I guess you could say our days, even though we’re alone a lot, are never dull.
Pug: $2,000, Vet Bills: $10,000, Pug Food: $5,000, Cost of Living in NYC: Astronomical, Mom and Dad’s Love: Priceless.
After a week’s hiatus I am ready to resume my musings for you, dear reader. Re-entry into the hustle and bustle of Manhattan takes some adjustment for yours truly. Getting back my city streets mojo is a far cry from living our pastoral type of existence on Cape Cod, but I’m feeling my old self again and ready to rant, rave, and whine.
Of course the real bonus in this is being wrapped nightly in my Mom’s arms and then knowing that when I awaken in the morning she will still be pressed against me, no matter how many moves I make during the night. That feeling of security is beyond compare…well, maybe a nice juicy marrowbone comes close, but no, not really. I am able to survive our long days alone in the apartment because I know my mom will be home in the evening, ready to reclaim our emotional connection.
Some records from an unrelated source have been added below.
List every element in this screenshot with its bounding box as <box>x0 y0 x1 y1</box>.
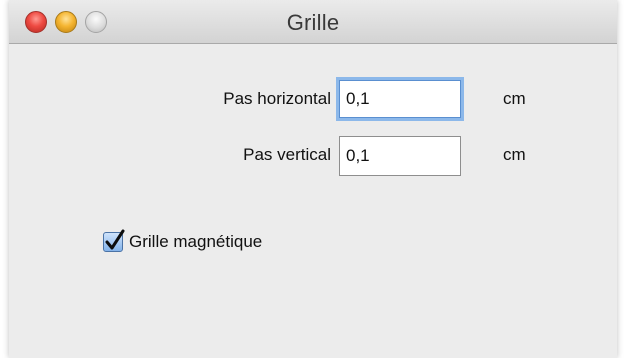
magnetic-grid-option[interactable]: Grille magnétique <box>103 228 262 256</box>
magnetic-grid-label: Grille magnétique <box>129 232 263 251</box>
horizontal-step-label: Pas horizontal <box>223 89 331 108</box>
window-title: Grille <box>286 10 340 35</box>
checkmark-icon <box>105 229 125 250</box>
horizontal-step-unit: cm <box>503 89 526 108</box>
vertical-step-label: Pas vertical <box>243 145 331 164</box>
vertical-step-unit: cm <box>503 145 526 164</box>
title-bar[interactable]: Grille <box>9 0 617 44</box>
vertical-step-input[interactable] <box>339 136 461 176</box>
grid-settings-window: Grille Pas horizontal cm Pas vertical cm… <box>9 0 617 358</box>
horizontal-step-input[interactable] <box>339 80 461 118</box>
magnetic-grid-checkbox[interactable] <box>103 229 125 252</box>
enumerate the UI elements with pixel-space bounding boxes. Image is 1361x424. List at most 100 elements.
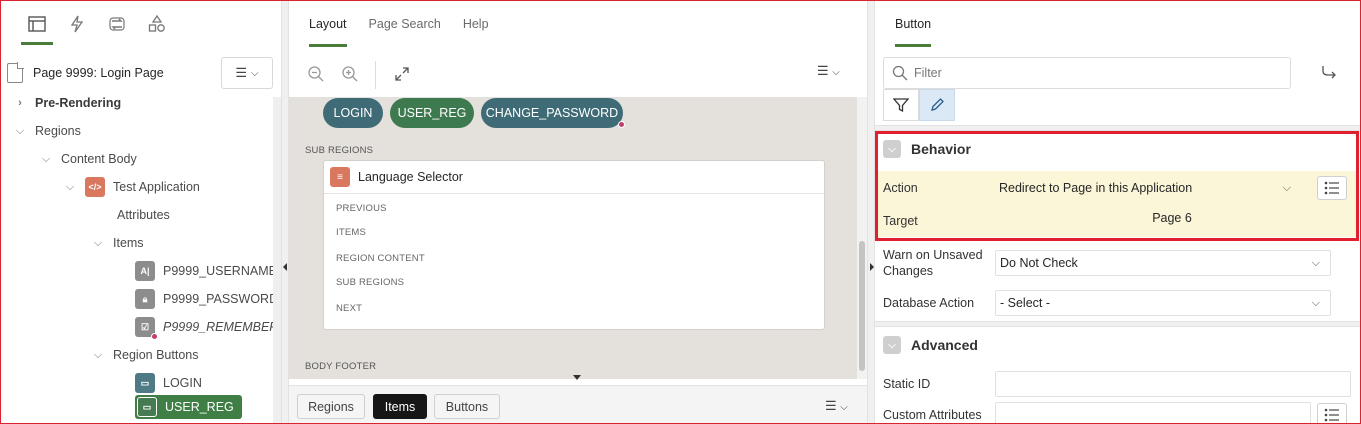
- tree-node-button-user-reg[interactable]: ▭ USER_REG: [135, 395, 242, 419]
- gallery-menu-button[interactable]: ☰ ⌵: [825, 398, 848, 414]
- tab-processing[interactable]: [97, 1, 137, 47]
- collapse-left-icon[interactable]: [283, 263, 287, 271]
- gallery-bar: Regions Items Buttons ☰ ⌵: [289, 385, 867, 423]
- property-label: Warn on Unsaved Changes: [883, 248, 983, 278]
- chevron-down-icon: ⌵: [93, 236, 103, 249]
- tab-button[interactable]: Button: [895, 1, 932, 47]
- slot-next[interactable]: NEXT: [336, 303, 362, 314]
- property-label: Custom Attributes: [883, 408, 982, 422]
- sub-region-header: ≡ Language Selector: [324, 161, 824, 194]
- tab-items[interactable]: Items: [373, 394, 427, 419]
- filter-input[interactable]: [914, 66, 1274, 80]
- tab-shared-components[interactable]: [137, 1, 177, 47]
- funnel-icon: [893, 98, 909, 113]
- left-scrollbar[interactable]: [273, 97, 281, 423]
- collapse-right-icon[interactable]: [870, 263, 874, 271]
- tree-node-regions[interactable]: ⌵ Regions: [13, 117, 81, 145]
- tree-label: Items: [113, 236, 144, 250]
- expand-icon[interactable]: [391, 63, 413, 85]
- sub-regions-label: SUB REGIONS: [305, 145, 374, 156]
- button-icon: ▭: [137, 397, 157, 417]
- tab-help[interactable]: Help: [463, 1, 489, 47]
- property-database-action: Database Action - Select - ⌵: [875, 287, 1357, 319]
- chevron-down-icon: ⌵: [41, 152, 51, 165]
- tab-page-search[interactable]: Page Search: [369, 1, 441, 47]
- zoom-in-icon[interactable]: [339, 63, 361, 85]
- chevron-down-icon: ⌵: [65, 180, 75, 193]
- tree-node-item-username[interactable]: A| P9999_USERNAME: [135, 257, 277, 285]
- canvas-button-user-reg[interactable]: USER_REG: [390, 98, 474, 128]
- tree-label: Test Application: [113, 180, 200, 194]
- group-title: Advanced: [911, 337, 978, 353]
- tab-buttons[interactable]: Buttons: [434, 394, 500, 419]
- filter-button[interactable]: [883, 89, 919, 121]
- right-splitter[interactable]: [867, 1, 875, 423]
- tree-node-test-application[interactable]: ⌵ </> Test Application: [63, 173, 200, 201]
- tab-dynamic-actions[interactable]: [57, 1, 97, 47]
- tree-node-item-remember[interactable]: ☑ P9999_REMEMBER: [135, 313, 278, 341]
- property-label: Static ID: [883, 377, 931, 391]
- warn-unsaved-select[interactable]: Do Not Check ⌵: [995, 250, 1331, 276]
- group-advanced-header[interactable]: ⌵ Advanced: [875, 327, 1360, 363]
- zoom-out-icon[interactable]: [305, 63, 327, 85]
- custom-attributes-input[interactable]: [995, 402, 1311, 423]
- list-picker-button[interactable]: [1317, 403, 1347, 423]
- canvas-scrollbar[interactable]: [857, 97, 867, 379]
- slot-items[interactable]: ITEMS: [336, 227, 366, 238]
- property-filter[interactable]: [883, 57, 1291, 89]
- tree-node-region-buttons[interactable]: ⌵ Region Buttons: [91, 341, 199, 369]
- tree-node-attributes[interactable]: Attributes: [117, 201, 170, 229]
- rendering-tree-panel: Page 9999: Login Page ☰ ⌵ › Pre-Rendering…: [1, 1, 281, 423]
- sub-region-title: Language Selector: [358, 170, 463, 184]
- error-indicator: [618, 121, 625, 128]
- scrollbar-thumb[interactable]: [859, 241, 865, 371]
- tree-node-pre-rendering[interactable]: › Pre-Rendering: [13, 89, 121, 117]
- layout-menu-button[interactable]: ☰ ⌵: [817, 63, 840, 79]
- rendering-tree-icon: [28, 16, 46, 32]
- lightning-icon: [70, 15, 84, 33]
- tab-layout[interactable]: Layout: [309, 1, 347, 47]
- slot-previous[interactable]: PREVIOUS: [336, 203, 387, 214]
- page-title: Page 9999: Login Page: [33, 66, 164, 80]
- collapse-bottom-icon[interactable]: [573, 375, 581, 380]
- chevron-down-icon: ⌵: [15, 124, 25, 137]
- highlight-box: [875, 131, 1359, 241]
- slot-sub-regions[interactable]: SUB REGIONS: [336, 277, 404, 288]
- chevron-down-icon: ⌵: [93, 348, 103, 361]
- tree-node-item-password[interactable]: 🔒︎ P9999_PASSWORD: [135, 285, 278, 313]
- tree-node-items[interactable]: ⌵ Items: [91, 229, 144, 257]
- checkbox-list-icon: ☑: [135, 317, 158, 340]
- pencil-icon: [931, 98, 944, 111]
- list-region-icon: ≡: [330, 167, 350, 187]
- layout-canvas: LOGIN USER_REG CHANGE_PASSWORD SUB REGIO…: [289, 97, 857, 379]
- processing-icon: [109, 17, 125, 31]
- edit-mode-button[interactable]: [919, 89, 955, 121]
- property-warn-unsaved: Warn on Unsaved Changes Do Not Check ⌵: [875, 245, 1357, 281]
- code-region-icon: </>: [85, 177, 105, 197]
- canvas-button-change-password[interactable]: CHANGE_PASSWORD: [481, 98, 625, 128]
- tab-regions[interactable]: Regions: [297, 394, 365, 419]
- database-action-select[interactable]: - Select - ⌵: [995, 290, 1331, 316]
- list-icon: [1324, 408, 1339, 422]
- left-splitter[interactable]: [281, 1, 289, 423]
- tree-node-content-body[interactable]: ⌵ Content Body: [39, 145, 137, 173]
- chevron-right-icon: ›: [18, 97, 22, 109]
- static-id-input[interactable]: [995, 371, 1351, 397]
- slot-region-content[interactable]: REGION CONTENT: [336, 253, 425, 264]
- tree-node-button-login[interactable]: ▭ LOGIN: [135, 369, 202, 397]
- left-panel-tabs: [1, 1, 281, 47]
- canvas-button-login[interactable]: LOGIN: [323, 98, 383, 128]
- tree-label: Regions: [35, 124, 81, 138]
- tab-rendering[interactable]: [17, 1, 57, 47]
- tree-menu-button[interactable]: ☰ ⌵: [221, 57, 273, 89]
- tree-label: Region Buttons: [113, 348, 199, 362]
- sub-region-language-selector[interactable]: ≡ Language Selector PREVIOUS ITEMS REGIO…: [323, 160, 825, 330]
- property-static-id: Static ID: [875, 369, 1357, 399]
- tree-label: Content Body: [61, 152, 137, 166]
- search-icon: [892, 65, 908, 81]
- text-field-icon: A|: [135, 261, 155, 281]
- chevron-down-icon: ⌵: [1311, 296, 1320, 309]
- go-to-group-icon[interactable]: [1321, 65, 1339, 82]
- layout-panel: Layout Page Search Help ☰ ⌵ LOGIN USER_R…: [289, 1, 867, 423]
- menu-icon: ☰: [235, 65, 248, 80]
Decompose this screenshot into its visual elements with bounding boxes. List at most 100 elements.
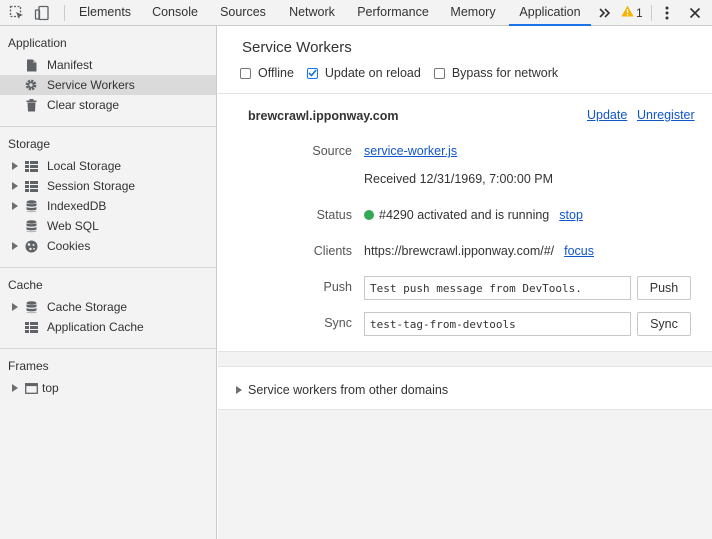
bypass-for-network-label: Bypass for network xyxy=(451,66,559,80)
status-dot-icon xyxy=(364,210,374,220)
sidebar-item-label: Clear storage xyxy=(47,98,120,112)
inspect-element-icon[interactable] xyxy=(7,3,27,23)
bypass-for-network-checkbox[interactable] xyxy=(433,67,445,79)
close-icon[interactable] xyxy=(685,3,705,23)
sidebar-item-service-workers[interactable]: Service Workers xyxy=(0,75,216,95)
unregister-link[interactable]: Unregister xyxy=(637,108,695,122)
sidebar-divider xyxy=(0,267,216,268)
sidebar-item-label: Web SQL xyxy=(47,219,99,233)
sidebar-item-label: Application Cache xyxy=(47,320,144,334)
section-separator xyxy=(218,351,712,367)
source-value: service-worker.js xyxy=(364,144,457,158)
tab-memory[interactable]: Memory xyxy=(443,0,503,26)
tab-elements[interactable]: Elements xyxy=(74,0,136,26)
sidebar-item-indexeddb[interactable]: IndexedDB xyxy=(0,196,216,216)
expand-arrow-icon xyxy=(236,386,242,394)
sidebar-item-label: Session Storage xyxy=(47,179,136,193)
gear-icon xyxy=(24,78,38,92)
section-title-cache: Cache xyxy=(8,278,43,292)
client-url: https://brewcrawl.ipponway.com/#/ xyxy=(364,244,555,258)
database-icon xyxy=(24,199,38,213)
sidebar-item-cookies[interactable]: Cookies xyxy=(0,236,216,256)
status-value: #4290 activated and is running stop xyxy=(364,208,583,222)
kebab-menu-icon[interactable] xyxy=(657,3,677,23)
received-time: Received 12/31/1969, 7:00:00 PM xyxy=(364,172,554,186)
focus-link[interactable]: focus xyxy=(564,244,594,258)
push-button[interactable]: Push xyxy=(637,276,691,300)
expand-arrow-icon[interactable] xyxy=(12,303,20,311)
sidebar-divider xyxy=(0,348,216,349)
stop-link[interactable]: stop xyxy=(559,208,583,222)
status-text: #4290 activated and is running xyxy=(379,208,550,222)
sidebar-item-manifest[interactable]: Manifest xyxy=(0,55,216,75)
database-icon xyxy=(24,219,38,233)
sidebar-item-label: Cache Storage xyxy=(47,300,128,314)
sync-button[interactable]: Sync xyxy=(637,312,691,336)
sidebar-item-label: Local Storage xyxy=(47,159,122,173)
sidebar-item-cache-storage[interactable]: Cache Storage xyxy=(0,297,216,317)
tab-console[interactable]: Console xyxy=(144,0,206,26)
trash-icon xyxy=(24,98,38,112)
expand-arrow-icon[interactable] xyxy=(12,384,20,392)
sidebar-item-label: top xyxy=(42,381,59,395)
source-file-link[interactable]: service-worker.js xyxy=(364,144,457,158)
frame-icon xyxy=(24,381,38,395)
tab-network[interactable]: Network xyxy=(281,0,343,26)
options-bar: Offline Update on reload Bypass for netw… xyxy=(240,66,571,80)
device-toolbar-icon[interactable] xyxy=(32,3,52,23)
document-icon xyxy=(24,58,38,72)
other-domains-label: Service workers from other domains xyxy=(248,383,449,397)
offline-label: Offline xyxy=(258,66,294,80)
toolbar-divider xyxy=(651,5,652,21)
devtools-tabbar: Elements Console Sources Network Perform… xyxy=(0,0,712,26)
database-icon xyxy=(24,300,38,314)
tab-application[interactable]: Application xyxy=(509,0,591,26)
sidebar: Application Manifest Service Workers Cle… xyxy=(0,26,217,539)
sidebar-item-application-cache[interactable]: Application Cache xyxy=(0,317,216,337)
sidebar-item-label: Manifest xyxy=(47,58,93,72)
update-on-reload-checkbox[interactable] xyxy=(306,67,318,79)
service-workers-panel: Service Workers Offline Update on reload… xyxy=(218,26,712,539)
push-label: Push xyxy=(323,280,353,294)
sidebar-item-web-sql[interactable]: Web SQL xyxy=(0,216,216,236)
clients-value: https://brewcrawl.ipponway.com/#/ focus xyxy=(364,244,594,258)
sync-tag-input[interactable] xyxy=(364,312,631,336)
push-message-input[interactable] xyxy=(364,276,631,300)
clients-label: Clients xyxy=(313,244,352,258)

This weekend was spectacular because we had long outings to Tompkins Square Park, cuddles on the couch, and a primo bull pizzle, which Lizzie and I consumed on our terrace. Life is good for us, I must confess. The only issue I currently have is the lack of comestibles in our NY home. At Grandma’s there was always a steady, flavorful, and diverse supply of treats. Grandma was mindful of fulfilling our palate’s constant jonesing for an amuse-bouche. I do miss those daily samplings and the heavenly aromas emanating from Granny’s big kitchen.
In the grander scheme, I am quite content and have been reminded this week of the old Simon and Garfunkel song lyrics:
Home where my thought’s escaping,
Home where my music’s playing,
Home where my love lies waiting
Silently for me.
Mom, your little man is happy to be home again.